Но когда их младшая дочь покончила жизнь самоубийством, Мауд подумала – и, конечно, этой мыслью с мужем не поделилась, – что сколько ни насилуй себя во имя светлого будущего, прошлое настигнет, возьмет врасплох. Яэль не знала про уничтоженных бабушек-дедушек со стороны Шимона, не знала, что ее дед по материнской линии наложил на себя руки в Терезине, не видела его прощальной записки с перечнем предметов, спрятанных там-то и там-то, и с упреждением ни в коем случае не потерять его ручные часы. А если б знала? Ведь со старшими все в порядке…
– Прости, что морочу тебе голову, – извинялась Мауд. – Но произошло еще одно странное явление – ночью я стала писать по-чешски. Сорок лет на этом языке не думала, как быть? Перейти на иврит или продолжать по-английски?
– Пиши по-чешски.
– А как ты будешь переписывать, у тебя же нет на клавиатуре чешских букв?
– Дело техники, справлюсь.
– Если Шимон узнает, нам не поздоровится, – вздохнула Мауд.
Я напомнила Мауд, что когда я пришла к ней со списками, Шимон был дома, сидел с нами на кухне, пил чай, курил «Ноблес». Вроде ничего его не смущало…
– Знаешь, что было, когда ты ушла?
– А что было?
– Зашкалило давление. Два дня ходил красный, как рак, и молчал. Рыжие – они такие. А он огненно-рыжий. Был. Но внутри таким и остался. Уходит в себя, и там еще пуще раскаляется. От этого депрессии. Иногда затяжные.
Выбрав меня в сообщники, Мауд делилась со мной всем. Так, во всяком случае, мне казалось. Близких подруг у нее не было, а далеких – пруд пруди, в основном из Терезина. Возможно, она и с ними делилась. Но это не то: в одно ухо влетело, в другое вылетело. А тут перед ней куратор выставки в Яд Вашеме, хранитель памяти. Стало быть, память целесообразна. Ей можно придать любую форму, скажем, вылепить из слов памятник господину Самету с его заморскими фруктами и голубыми жилами. Она уже исписала целую пачку липучих квадратиков, куда их?
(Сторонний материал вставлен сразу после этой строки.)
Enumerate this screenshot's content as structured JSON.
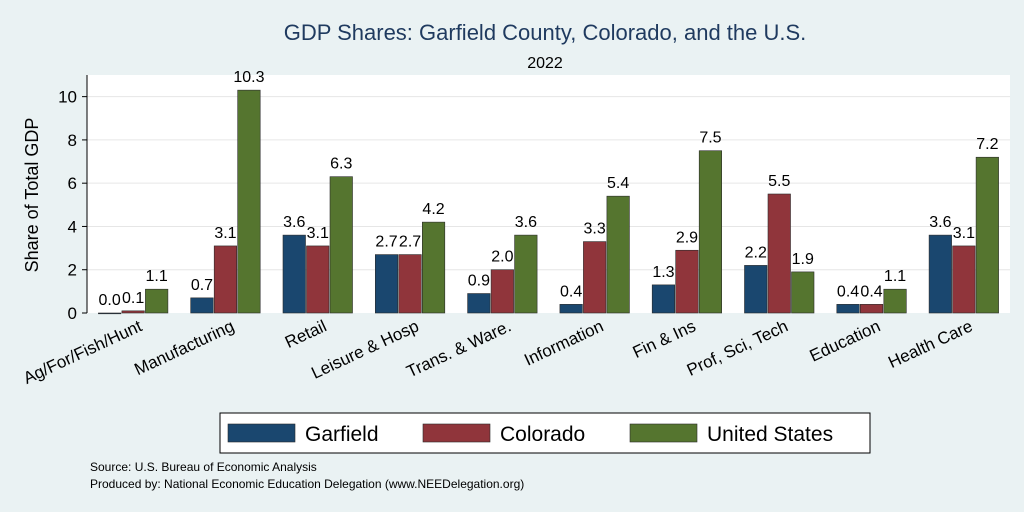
{
  "chart_data": {
    "type": "bar",
    "title": "GDP Shares: Garfield County, Colorado, and the U.S.",
    "subtitle": "2022",
    "xlabel": "",
    "ylabel": "Share of Total GDP",
    "ylim": [
      0,
      11
    ],
    "yticks": [
      0,
      2,
      4,
      6,
      8,
      10
    ],
    "grid": true,
    "legend_position": "bottom",
    "categories": [
      "Ag/For/Fish/Hunt",
      "Manufacturing",
      "Retail",
      "Leisure & Hosp",
      "Trans. & Ware.",
      "Information",
      "Fin & Ins",
      "Prof, Sci, Tech",
      "Education",
      "Health Care"
    ],
    "series": [
      {
        "name": "Garfield",
        "color": "#1a476f",
        "values": [
          0.0,
          0.7,
          3.6,
          2.7,
          0.9,
          0.4,
          1.3,
          2.2,
          0.4,
          3.6
        ]
      },
      {
        "name": "Colorado",
        "color": "#90353b",
        "values": [
          0.1,
          3.1,
          3.1,
          2.7,
          2.0,
          3.3,
          2.9,
          5.5,
          0.4,
          3.1
        ]
      },
      {
        "name": "United States",
        "color": "#55752f",
        "values": [
          1.1,
          10.3,
          6.3,
          4.2,
          3.6,
          5.4,
          7.5,
          1.9,
          1.1,
          7.2
        ]
      }
    ]
  },
  "notes": {
    "source": "Source: U.S. Bureau of Economic Analysis",
    "produced_by": "Produced by: National Economic Education Delegation (www.NEEDelegation.org)"
  }
}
Я предложила подумать над книгой.
– Нет, Шимон этого не переживет. А что, если сдать память на хранение? Компьютер может сломаться, дом сгореть, боже, конечно, сохрани…
– Куда?
– В твой Яд Вашем.
Не очень представляя себе процедуру такого рода, я вызвалась помочь: встречу на центральной автостанции в Иерусалиме, поедем сдаваться вместе.
Мауд привезла с собой конверт с фотографиями, ножницы, клей и увесистую стопку яд-вашемовских анкет, заполненных ее рукой. Все это нам предстоит оформить.
– Неделю сидела. Шимон за дверь, я – в Памятную книгу. Здесь и мои, и твои.
– Мои? По еврейской линии у меня только дядя погиб, остальные – по сталинской.
– Дядю сдадим. Я прихватила с собой пустые формуляры.
Моими Мауд считала детей, которые рисовали с Фридл. Рассказы о них надлежало поместить в графу «дополнительная информация», вместо отсутствующих фотографий вклеить рисунки. Не совсем, конечно, по протоколу, но у выжившей обязаны принять все.
– Выжившей не из ума, разумеется, – пошутила Мауд, приглаживая седой чубчик перед выходом в свет. – Как я выгляжу?
До ксерокопировальной конторы надо было идти в гору. Мауд ходкая. Со спины ее можно принять за подростка. Короткая стрижка, клетчатая рубаха заправлена в брюки, легкий шаг. Она ходит пешком по пять километров в день, иногда, опять-таки тайком от Шимона, ездит на велосипеде.
Мы сдали фотографии. Групповые Мауд велела увеличить, снять с каждой по пять копий. На всякий случай.
Процесс шел медленно. Мауд проверяла качество каждого ксерокса. Все должно быть сработано раз и навсегда. Даже если мир рухнет, Яд Вашем выстоит.